Pakistani security forces on Saturday began demolishing the compound where Osama bin Laden was killed in a covert US raid in May in the northwestern garrison town of Abbottabad, police and witnesses said.
“Two bulldozers are engaged, the demolition work is in progress, it is being done by security forces, including troops,” a police official on the spot told AFP by telephone on condition of anonymity.
The compound where bin Laden lived for several years has been under the control of the security forces since the Al-Qaeda leader was killed by US Navy SEALs in a covert operation without informing Islamabad.
“I am on security duty, I can see dust is coming out of the building,” the official said.
Police have been deployed at the outer cordon and army troops are around the compound, manning the inner cordon, he said.
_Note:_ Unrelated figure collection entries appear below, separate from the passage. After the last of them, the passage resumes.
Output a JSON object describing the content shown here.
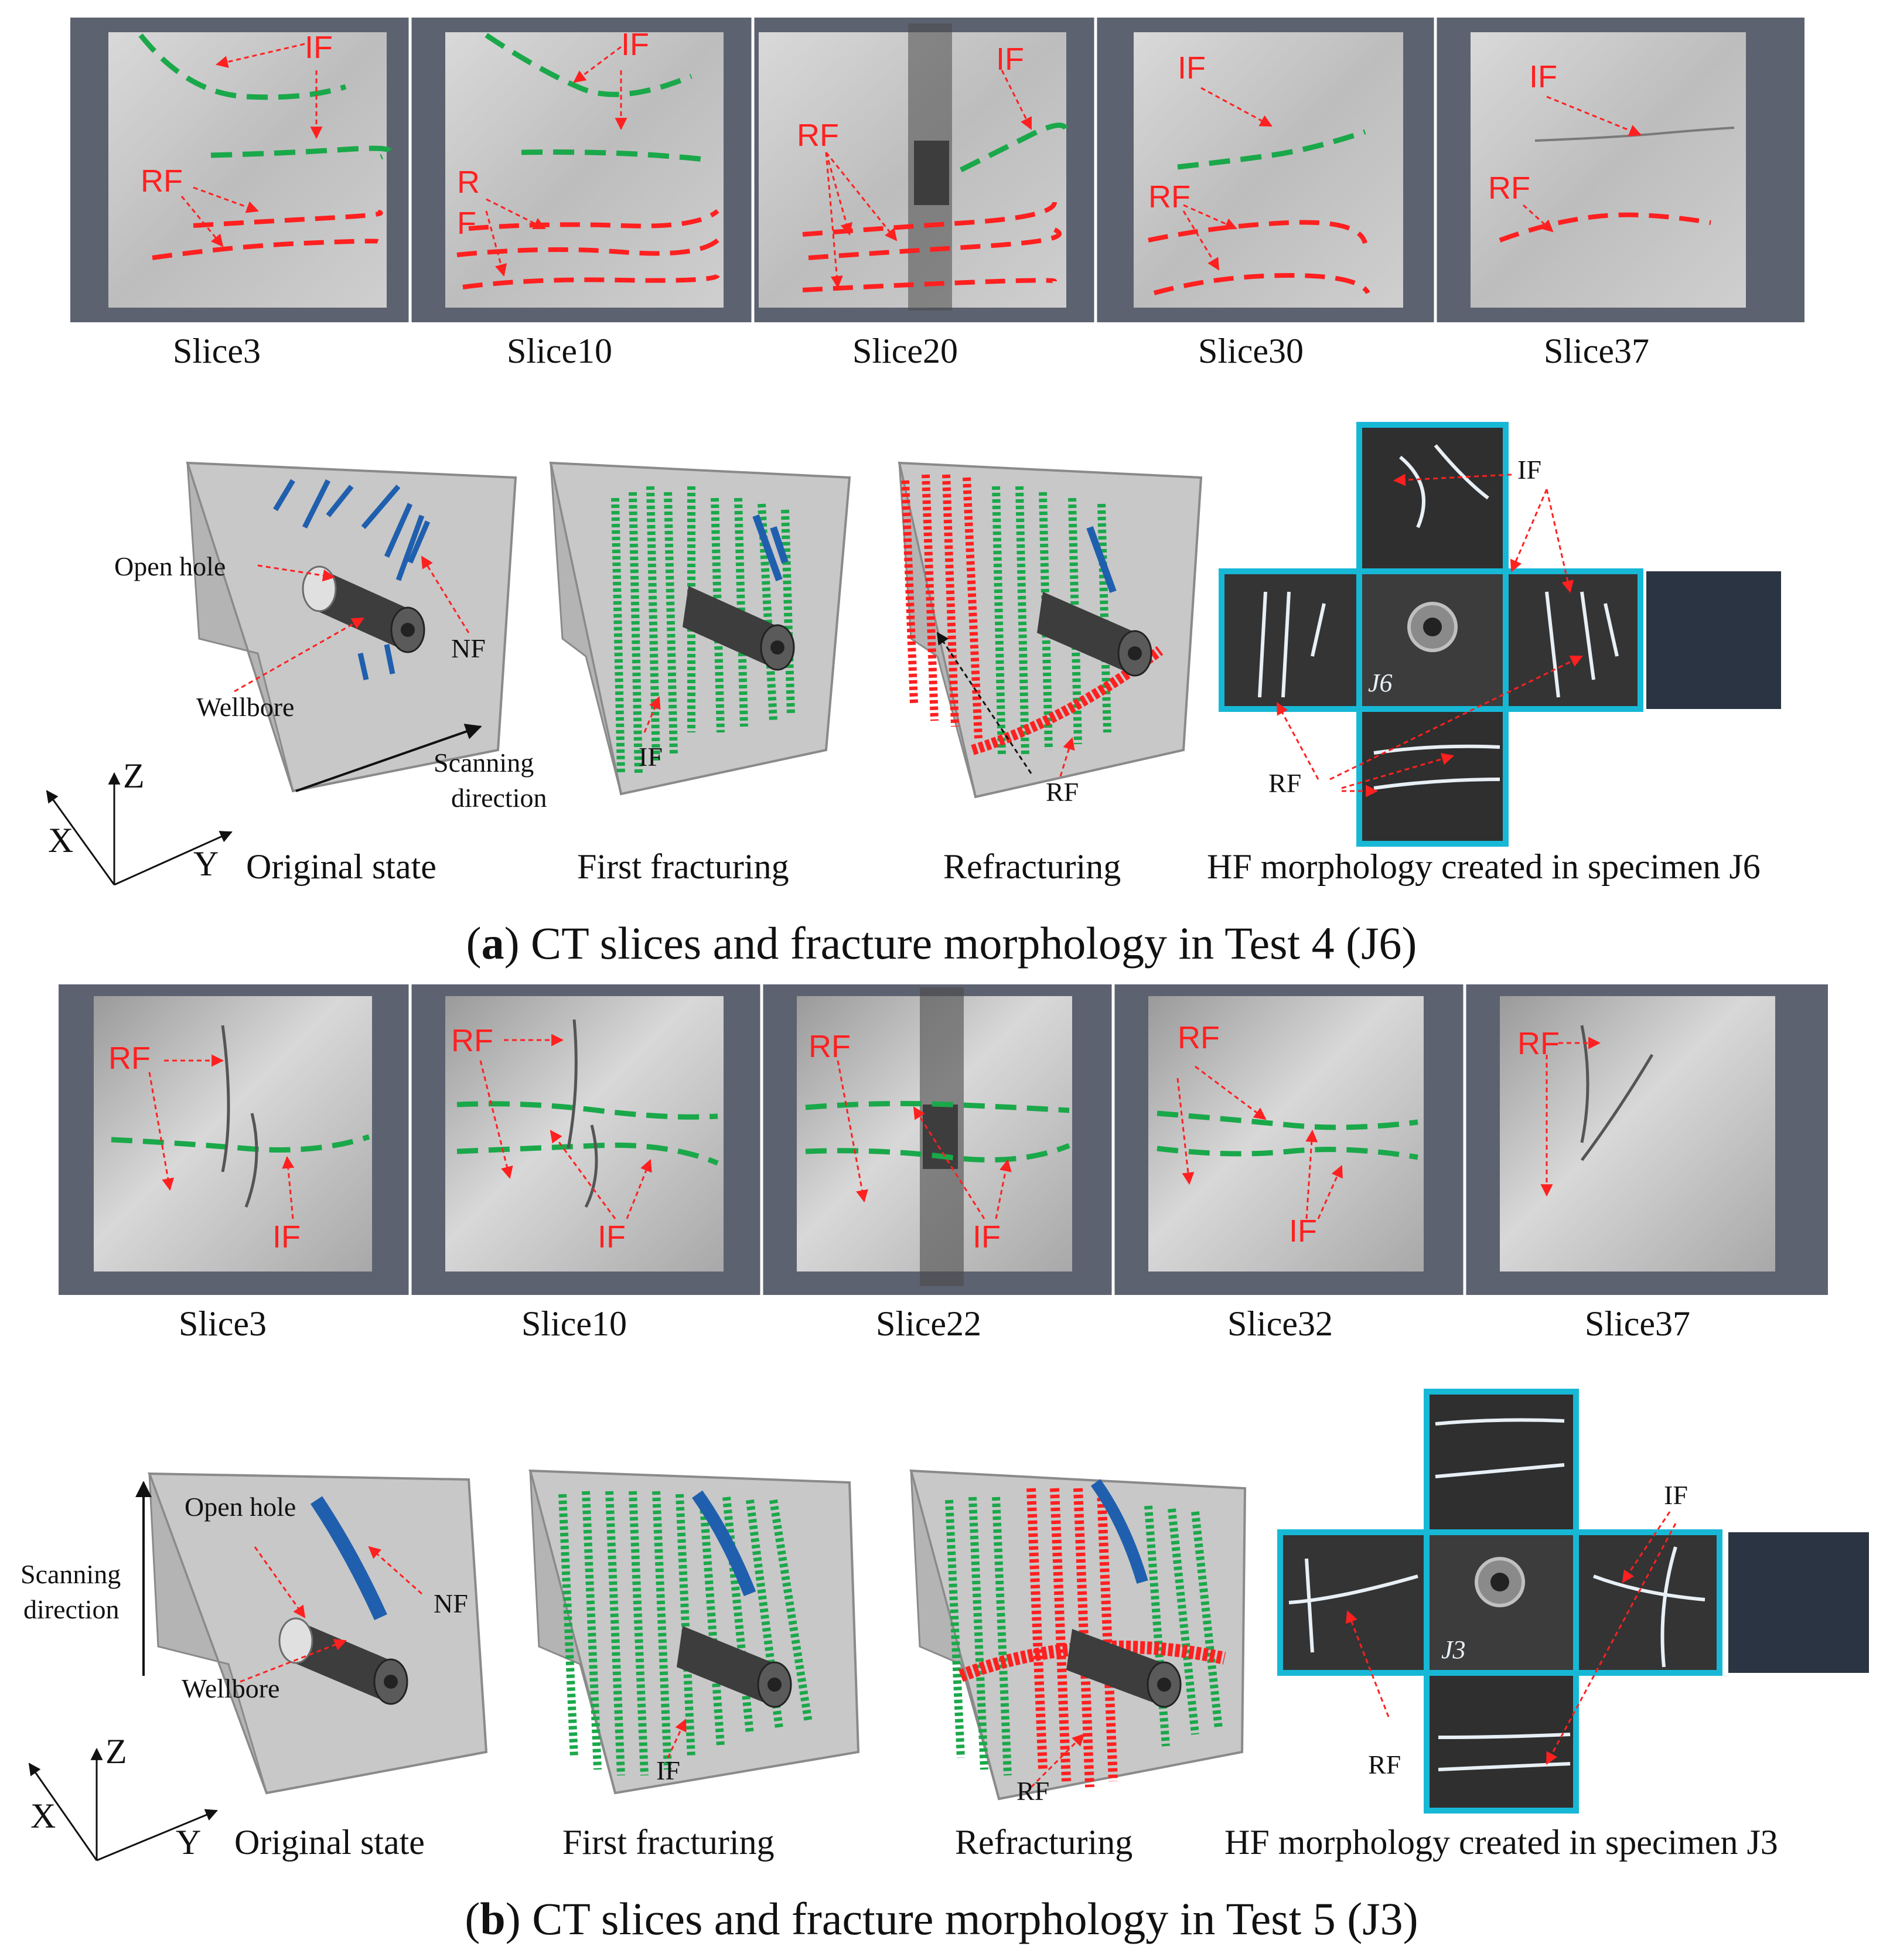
{
  "colors": {
    "slice_background": "#5c6270",
    "initial_fracture_green": "#1aa84a",
    "refracture_red": "#ff2020",
    "natural_fracture_blue": "#1f5fae",
    "specimen_frame_cyan": "#17b8d6"
  },
  "icons": [
    "cube-model-icon",
    "wellbore-icon",
    "axis-triad-icon"
  ],
  "panel_a": {
    "slices": [
      {
        "label": "Slice3",
        "annotations": [
          "IF",
          "RF"
        ]
      },
      {
        "label": "Slice10",
        "annotations": [
          "IF",
          "R",
          "F"
        ]
      },
      {
        "label": "Slice20",
        "annotations": [
          "IF",
          "RF"
        ]
      },
      {
        "label": "Slice30",
        "annotations": [
          "IF",
          "RF"
        ]
      },
      {
        "label": "Slice37",
        "annotations": [
          "IF",
          "RF"
        ]
      }
    ],
    "models": [
      {
        "label": "Original state",
        "annotations": [
          "Open hole",
          "Wellbore",
          "NF",
          "Scanning",
          "direction"
        ]
      },
      {
        "label": "First fracturing",
        "annotations": [
          "IF"
        ]
      },
      {
        "label": "Refracturing",
        "annotations": [
          "RF"
        ]
      }
    ],
    "axes": [
      "X",
      "Y",
      "Z"
    ],
    "specimen": {
      "label": "HF morphology created in specimen J6",
      "annotations": [
        "IF",
        "RF"
      ],
      "marking": "J6"
    },
    "caption_letter": "a",
    "caption_text": "CT slices and fracture morphology in Test 4 (J6)"
  },
  "panel_b": {
    "slices": [
      {
        "label": "Slice3",
        "annotations": [
          "RF",
          "IF"
        ]
      },
      {
        "label": "Slice10",
        "annotations": [
          "RF",
          "IF"
        ]
      },
      {
        "label": "Slice22",
        "annotations": [
          "RF",
          "IF"
        ]
      },
      {
        "label": "Slice32",
        "annotations": [
          "RF",
          "IF"
        ]
      },
      {
        "label": "Slice37",
        "annotations": [
          "RF"
        ]
      }
    ],
    "models": [
      {
        "label": "Original state",
        "annotations": [
          "Open hole",
          "Wellbore",
          "NF",
          "Scanning",
          "direction"
        ]
      },
      {
        "label": "First fracturing",
        "annotations": [
          "IF"
        ]
      },
      {
        "label": "Refracturing",
        "annotations": [
          "RF"
        ]
      }
    ],
    "axes": [
      "X",
      "Y",
      "Z"
    ],
    "specimen": {
      "label": "HF morphology created in specimen J3",
      "annotations": [
        "IF",
        "RF"
      ],
      "marking": "J3"
    },
    "caption_letter": "b",
    "caption_text": "CT slices and fracture morphology in Test 5 (J3)"
  }
}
“We have received orders to be here,” another police officer, Sameen Jan, said, confirming that the “compound is being demolished.”
Witnesses said troops blocked access to the compound, brought heavy machinery and barred journalists from taking pictures or coming close to the site.
Pakistani troops fighting against Taliban and Al-Qaeda affiliates in the tribal belt routinely destroy the homes of militants.
That the compound was a mile (less than two kilometres) from the Pakistan Military Academy – the country’s equivalent of West Point and Sandhurst — had made it even less likely that the armed forces would want to keep the villa intact.
The bin Laden raid humiliated Pakistan’s powerful military, exposing it to charges of complicity or incompetence after it emerged that the world’s most wanted man had lived on the doorstep of its premier academy for years.
Pakistani-US ties drastically deteriorated over the raid and relations fell to new lows over the November killing of 24 Pakistani soldiers by NATO helicopters.